Müzenin Kurucusu koleksiyoner Esat Uluumay, AA muhabirine yaptığı açıklamada, müzede, 50 yılı geçen çalışmaları neticesinde Kafkasya, Macaristan, Irak ve Yemen'e kadar uzanan coğrafyadan topladığı kıyafetler, takılar ve el sanatı ürünlerinin bulunduğunu söyledi.
Halk oyunlarına duyduğu ilgi sayesinde koleksiyonerliğe başladığını dile getiren Uluumay, bu işe 1960'lı yıllarda girdiğini, temelinde sevgi ve bilginin bulunduğunu anlattı.
Yüzlerce yıllık giysi ve takıların bulunduğu müzenin yabancıların ilgi odağı haline geldiğini bildiren Uluumay, şöyle devam etti:
''Müze, ABD ve Avrupa'da, Türkiye'dekinden daha fazla tanındı. Müzeye birkaç gün önce yabancılardan oluşan 15 profesör geldi. Buraya bayıldılar, onlar için fevkalade önemliydi. ABD'den defalarca öğrencileriyle birlikte öğretim üyeleri geldi. Hollanda'dan çok gelenler oldu. Tasarımcılar eski yaşamın kıyafetlerini gördükleri zaman daha iyi ürünler ortaya koyabiliyorlar. Müze, tasarımcılar ve üniversitelerin ilgili alanlarından öğretim üyeleri ile öğrencilerden ilgi görüyor. Türkiye'den inceleme, araştırma için kimse gelmedi.''
-İsrailli 50 kadın 1 hafta boyunca oya çalıştı-
Bursa'yı gezerken müzeye uğrayan İsrailli kadınların, el sanatları ve oyaları beğenerek öğrenmek istediklerini anlatan Uluumay, 50 kadına bu konuda eğitim sağladığını bildirdi. Uluumay, İsrailli kadınların bir hafta boyunca oya çalıştığını belirterek, ''Öğrendiler ve üretmeye başladılar. Oya ihraç ettiklerini duydum'' dedi.
-Osmanlı dönemini yansıtan dizilerdeki giysiler-
Uluumay, Osmanlı dönemini yansıtan televizyon dizilerinde kullanılan kıyafetlere ilişkin ise şunları kaydetti:
''Dizilerden bilgi edinme talebi hiç gelmedi. Hanedan eserlerinin gösterildiği koskoca Topkapı Sarayı var, oraya gidip bir araştırma yapsalardı, çok daha iyi kıyafetler meydana getirirlerdi. Kıyafetler, popüler kültürün ilgisini çekecek şekilde tasarlanıyor.
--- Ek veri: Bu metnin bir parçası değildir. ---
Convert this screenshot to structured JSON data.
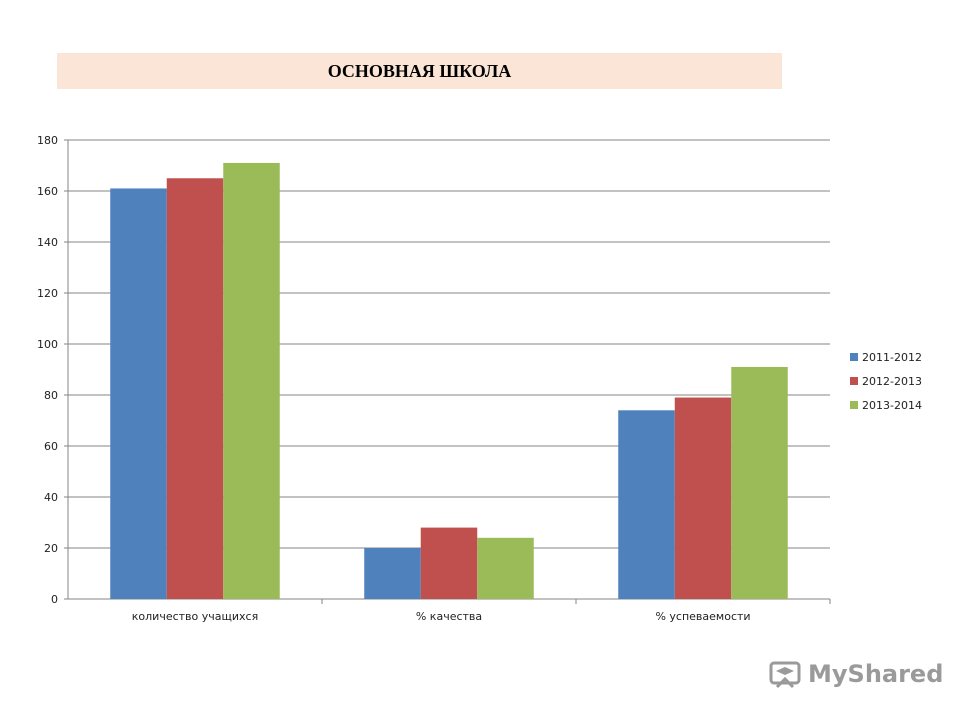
{
  "title": "ОСНОВНАЯ ШКОЛА",
  "colors": {
    "series": [
      "#4f81bd",
      "#c0504d",
      "#9bbb59"
    ],
    "grid": "#868686",
    "banner": "#fbe5d6"
  },
  "chart_data": {
    "type": "bar",
    "categories": [
      "количество учащихся",
      "% качества",
      "% успеваемости"
    ],
    "series": [
      {
        "name": "2011-2012",
        "values": [
          161,
          20,
          74
        ]
      },
      {
        "name": "2012-2013",
        "values": [
          165,
          28,
          79
        ]
      },
      {
        "name": "2013-2014",
        "values": [
          171,
          24,
          91
        ]
      }
    ],
    "ylim": [
      0,
      180
    ],
    "yticks": [
      0,
      20,
      40,
      60,
      80,
      100,
      120,
      140,
      160,
      180
    ],
    "grid": true,
    "legend_position": "right"
  },
  "watermark": {
    "text": "MyShared",
    "icon": "mortarboard-icon"
  }
}
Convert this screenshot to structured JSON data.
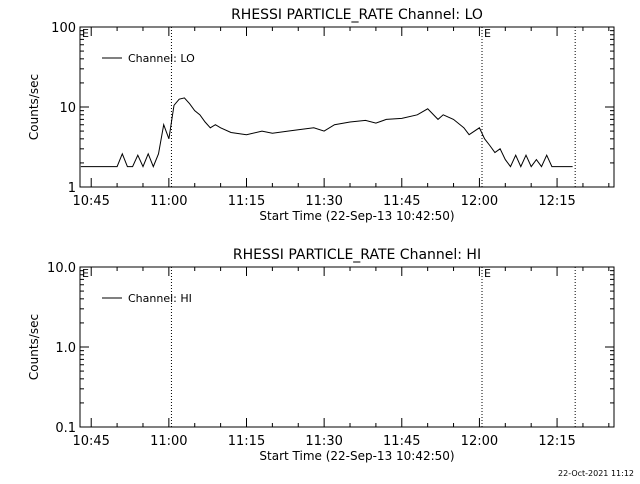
{
  "footer": {
    "timestamp": "22-Oct-2021 11:12"
  },
  "chart_data": [
    {
      "type": "line",
      "title": "RHESSI PARTICLE_RATE Channel: LO",
      "xlabel": "Start Time (22-Sep-13 10:42:50)",
      "ylabel": "Counts/sec",
      "y_scale": "log",
      "ylim": [
        1,
        100
      ],
      "y_ticks": [
        {
          "value": 1,
          "label": "1"
        },
        {
          "value": 10,
          "label": "10"
        },
        {
          "value": 100,
          "label": "100"
        }
      ],
      "x_ticks": [
        "10:45",
        "11:00",
        "11:15",
        "11:30",
        "11:45",
        "12:00",
        "12:15"
      ],
      "xlim": [
        "10:42:50",
        "12:26:00"
      ],
      "grid": false,
      "legend": {
        "placement": "top-left",
        "label": "Channel: LO"
      },
      "markers": [
        {
          "time": "11:00:30",
          "label": ""
        },
        {
          "time": "12:00:30",
          "label": "E"
        },
        {
          "time": "12:18:30",
          "label": ""
        }
      ],
      "corner_label": "E",
      "series": [
        {
          "name": "Channel: LO",
          "x": [
            "10:43",
            "10:50",
            "10:51",
            "10:52",
            "10:53",
            "10:54",
            "10:55",
            "10:56",
            "10:57",
            "10:58",
            "10:59",
            "11:00",
            "11:01",
            "11:02",
            "11:03",
            "11:04",
            "11:05",
            "11:06",
            "11:07",
            "11:08",
            "11:09",
            "11:10",
            "11:12",
            "11:15",
            "11:18",
            "11:20",
            "11:23",
            "11:25",
            "11:28",
            "11:30",
            "11:32",
            "11:35",
            "11:38",
            "11:40",
            "11:42",
            "11:45",
            "11:48",
            "11:50",
            "11:52",
            "11:53",
            "11:55",
            "11:57",
            "11:58",
            "12:00",
            "12:01",
            "12:02",
            "12:03",
            "12:04",
            "12:05",
            "12:06",
            "12:07",
            "12:08",
            "12:09",
            "12:10",
            "12:11",
            "12:12",
            "12:13",
            "12:14",
            "12:15",
            "12:17",
            "12:18"
          ],
          "values": [
            1.8,
            1.8,
            2.6,
            1.8,
            1.8,
            2.5,
            1.8,
            2.6,
            1.8,
            2.6,
            6.0,
            4.0,
            10.5,
            12.5,
            13.0,
            11.0,
            9.0,
            8.0,
            6.5,
            5.5,
            6.0,
            5.5,
            4.8,
            4.5,
            5.0,
            4.7,
            5.0,
            5.2,
            5.5,
            5.0,
            6.0,
            6.5,
            6.8,
            6.3,
            7.0,
            7.2,
            8.0,
            9.5,
            7.0,
            8.0,
            7.0,
            5.5,
            4.5,
            5.5,
            4.0,
            3.3,
            2.7,
            3.0,
            2.2,
            1.8,
            2.5,
            1.8,
            2.5,
            1.8,
            2.2,
            1.8,
            2.5,
            1.8,
            1.8,
            1.8,
            1.8
          ]
        }
      ]
    },
    {
      "type": "line",
      "title": "RHESSI PARTICLE_RATE Channel: HI",
      "xlabel": "Start Time (22-Sep-13 10:42:50)",
      "ylabel": "Counts/sec",
      "y_scale": "log",
      "ylim": [
        0.1,
        10
      ],
      "y_ticks": [
        {
          "value": 0.1,
          "label": "0.1"
        },
        {
          "value": 1,
          "label": "1.0"
        },
        {
          "value": 10,
          "label": "10.0"
        }
      ],
      "x_ticks": [
        "10:45",
        "11:00",
        "11:15",
        "11:30",
        "11:45",
        "12:00",
        "12:15"
      ],
      "xlim": [
        "10:42:50",
        "12:26:00"
      ],
      "grid": false,
      "legend": {
        "placement": "top-left",
        "label": "Channel: HI"
      },
      "markers": [
        {
          "time": "11:00:30",
          "label": ""
        },
        {
          "time": "12:00:30",
          "label": "E"
        },
        {
          "time": "12:18:30",
          "label": ""
        }
      ],
      "corner_label": "E",
      "series": [
        {
          "name": "Channel: HI",
          "x": [],
          "values": []
        }
      ]
    }
  ]
}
Osmanlı dönemini yansıtan dizilerinde kullanılan kıyafetler, aslına uygun değil. Benzetmeye çalışıyorlar, ama çok fazla benzetemiyorlar. Kıyafetler yüzde yüz doğru diyemem.''
Yıllardır topladığı eserleri koyacak yer bulamadığını, bunların sadece bir bölümünü sergileyebildiğini anlatan Uluumay, ''El sanatları, kıyafet, takı, Osmanlı mutfağı, hamam ve kahve temalı olmak üzere altı farklı müze kurmayı istiyorum. En büyük arzum ise özellikle kıyafetleri, İstanbul'da verilecek bir medresede sergilemek. Ben isterdim ki, Türkiye'deki tüm modacılar gelsinler, görsünler, ilham alsınlar. Burayı görürlerse çok daha güzel şeyler meydana getirirler'' diye konuştu.